When her shift ends,
she strides through the parking lot
and snips its soiled tether
with the night-cook's shears.

That image of the lone cloud being set loose stuck in the minds of many readers, and of course resonates with me today. I told her, also, that most of the compliments I'd received about her poems were of the "I never like poetry, but..." variety.

Now I think of how her Chemo Side Effect poems from Chameleon Hours have been shared with recently diagnosed cancer patients. How many new readers has she brought to poetry, at a time when they might need it most? What a gift she's given to them, and to all of us, which will continue to nourish us for years to come.

I didn't get a reply to that last email. I figured one would come eventually, as they always had before. Part of me wants to believe one still will, though I know that's impossible now.

Still, Elise, here's one last reply from me:


A good number of poets have taught me a good number of things, through their writing and through their actions. The very best have taught me something about how to balance my writing and my "life".

But only you taught me that they were one thing - that the generous heart and spirit that go into the page need to be the same heart and spirit that travel out into the world every day. That the care and attention I put into my writing is the care and attention I put into everything and everyone I know and love. It's the same force, the same energy, and we need to treat each of its manifestations with equal reverence.

We are, each, one person. We live one life. And that is worth celebrating every day, is worth all the gifts and praise in the world, even a few poems.

Thank you for teaching me that.

Thank you, Elise, for everything.




UPDATE: In the days since writing this, a great many new things have popped up on the internet in regards to Elise, her writing and her legacy:

A new website dedicated to Elise's writing, which includes information on places to make donations in her honour: http://www.elisepartridge.org/

A post from Vehicule Press (Carmine Starnino), capturing many people's responses to Elise's passing.

An excerpt on Susan Gillis' Concrete and River blog, from an interview she conducted with Elise.

At the PRISM international website, a note from Clara Kumagai.

A post on the Arc Magazine website from Elizabeth Bachinsky.

I'm sure many more pieces have gone up which I've missed, as well. If so, let me know and I'll post them here.

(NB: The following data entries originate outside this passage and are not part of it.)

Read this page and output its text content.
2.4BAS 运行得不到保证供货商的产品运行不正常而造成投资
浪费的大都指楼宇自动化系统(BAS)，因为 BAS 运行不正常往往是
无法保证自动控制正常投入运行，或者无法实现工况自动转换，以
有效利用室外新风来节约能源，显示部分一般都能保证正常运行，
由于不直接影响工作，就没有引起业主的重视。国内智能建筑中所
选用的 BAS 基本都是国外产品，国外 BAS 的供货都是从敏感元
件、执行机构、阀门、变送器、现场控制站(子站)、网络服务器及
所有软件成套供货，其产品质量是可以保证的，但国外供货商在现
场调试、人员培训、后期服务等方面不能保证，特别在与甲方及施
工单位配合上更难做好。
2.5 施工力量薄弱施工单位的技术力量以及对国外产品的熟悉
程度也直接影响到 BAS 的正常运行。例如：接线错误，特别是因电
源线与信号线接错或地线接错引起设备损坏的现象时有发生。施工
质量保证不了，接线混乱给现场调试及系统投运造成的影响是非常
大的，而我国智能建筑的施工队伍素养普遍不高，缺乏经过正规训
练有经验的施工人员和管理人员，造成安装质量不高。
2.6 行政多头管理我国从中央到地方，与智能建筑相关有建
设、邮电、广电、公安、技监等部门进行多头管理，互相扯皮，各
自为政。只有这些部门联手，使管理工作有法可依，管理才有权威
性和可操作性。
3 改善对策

Thank you everyone for your kind notes (in person and online) about this post. As I say in the comment section, it's meant a lot to share in this with everyone. Elise's death has brought the best out of are community - what a legacy for her it will be if we can keep that energy going.


Zachariah Wells said...

Rob, this is beautiful. Thank you for writing it.

Rhonda WIEGO and Inclusive Cities said...

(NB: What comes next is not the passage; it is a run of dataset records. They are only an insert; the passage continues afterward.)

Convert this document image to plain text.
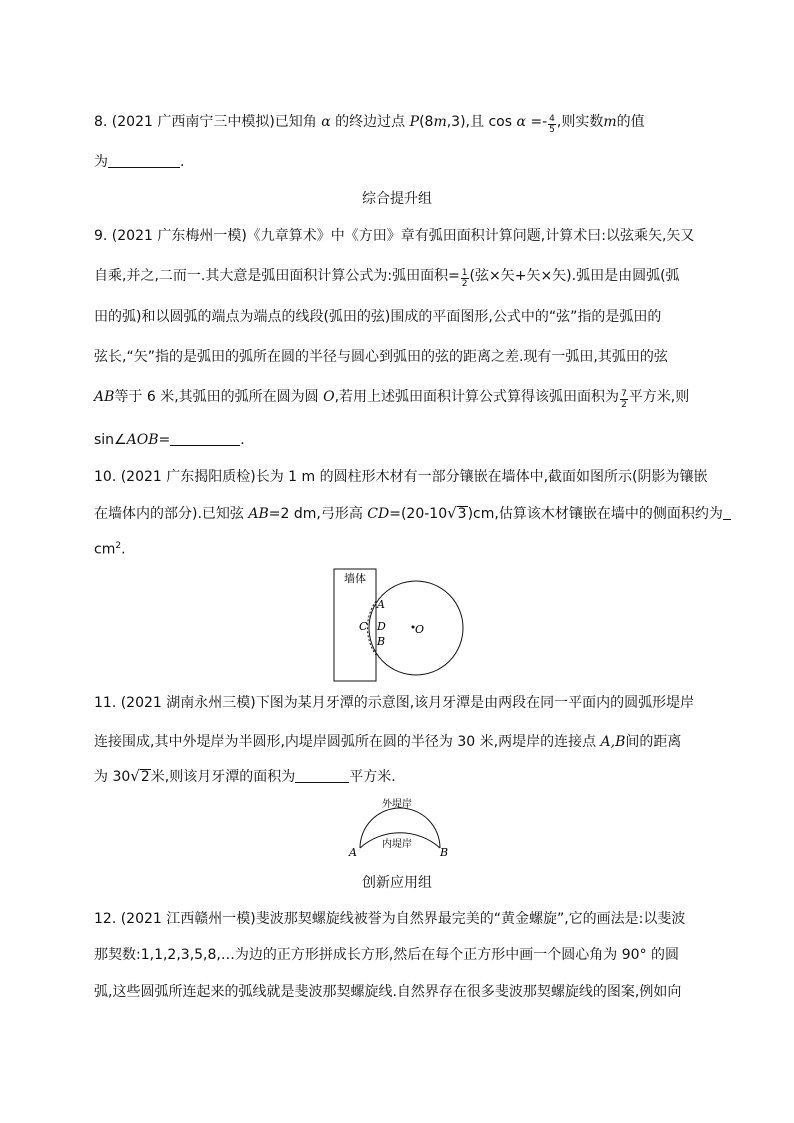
8. (2021 广西南宁三中模拟)已知角 α 的终边过点 P(8m,3),且 $\cos \alpha =- \frac{4}{5}$ ,则实数m的值
为	.
综合提升组
9. (2021 广东梅州一模)《九章算术》中《方田》章有弧田面积计算问题,计算术曰:以弦乘矢,矢又
自乘,并之,二而一.其大意是弧田面积计算公式为:弧田面积= $\frac{1}{2}$ (弦×矢+矢×矢).弧田是由圆弧(弧
田的弧)和以圆弧的端点为端点的线段(弧田的弦)围成的平面图形,公式中的“弦”指的是弧田的
弦长,“矢”指的是弧田的弧所在圆的半径与圆心到弧田的弦的距离之差.现有一弧田,其弧田的弦
AB等于 6 米,其弧田的弧所在圆为圆 O,若用上述弧田面积计算公式算得该弧田面积为 $\frac{7}{2}$ 平方米,则
sin∠AOB=	.
10. (2021 广东揭阳质检)长为 1 m 的圆柱形木材有一部分镶嵌在墙体中,截面如图所示(阴影为镶嵌
在墙体内的部分).已知弦 AB=2 dm,弓形高 CD=(20-10√3)cm,估算该木材镶嵌在墙中的侧面积约为
$cm^2$.
墙体
A
C D
B
O
11. (2021 湖南永州三模)下图为某月牙潭的示意图,该月牙潭是由两段在同一平面内的圆弧形堤岸
连接围成,其中外堤岸为半圆形,内堤岸圆弧所在圆的半径为 30 米,两堤岸的连接点 A,B间的距离
为 30√2米,则该月牙潭的面积为	平方米.
外堤岸
内堤岸
A	B
创新应用组
12. (2021 江西赣州一模)斐波那契螺旋线被誉为自然界最完美的“黄金螺旋”,它的画法是:以斐波
那契数:1,1,2,3,5,8,…为边的正方形拼成长方形,然后在每个正方形中画一个圆心角为 90° 的圆
弧,这些圆弧所连起来的弧线就是斐波那契螺旋线.自然界存在很多斐波那契螺旋线的图案,例如向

Love this. Needed this. Thanks!

kevin spenst said...

Rob, thank you so much for sharing this. It was quite a shock to hear of her passing. By all accounts, Elise was such a remarkable person. She will live on in her words and deeds and yes, I agree with another comment, we all need this.

Unknown said...

Fine piece Rob. It put a little something back in the space of her leaving. I took a course with her a few summers back and was blown away by her generosity. There is no concept of scarcity in her when it comes to poets and their work.

Rob Taylor said...

Thank you all. It's good to be able to share in this together.

Anonymous said...

Hey Rob,

A lovely tribute. Elise was full of grace and always gracious – and an exceptional poet. I'll miss her. Thanks for this lovely meditation.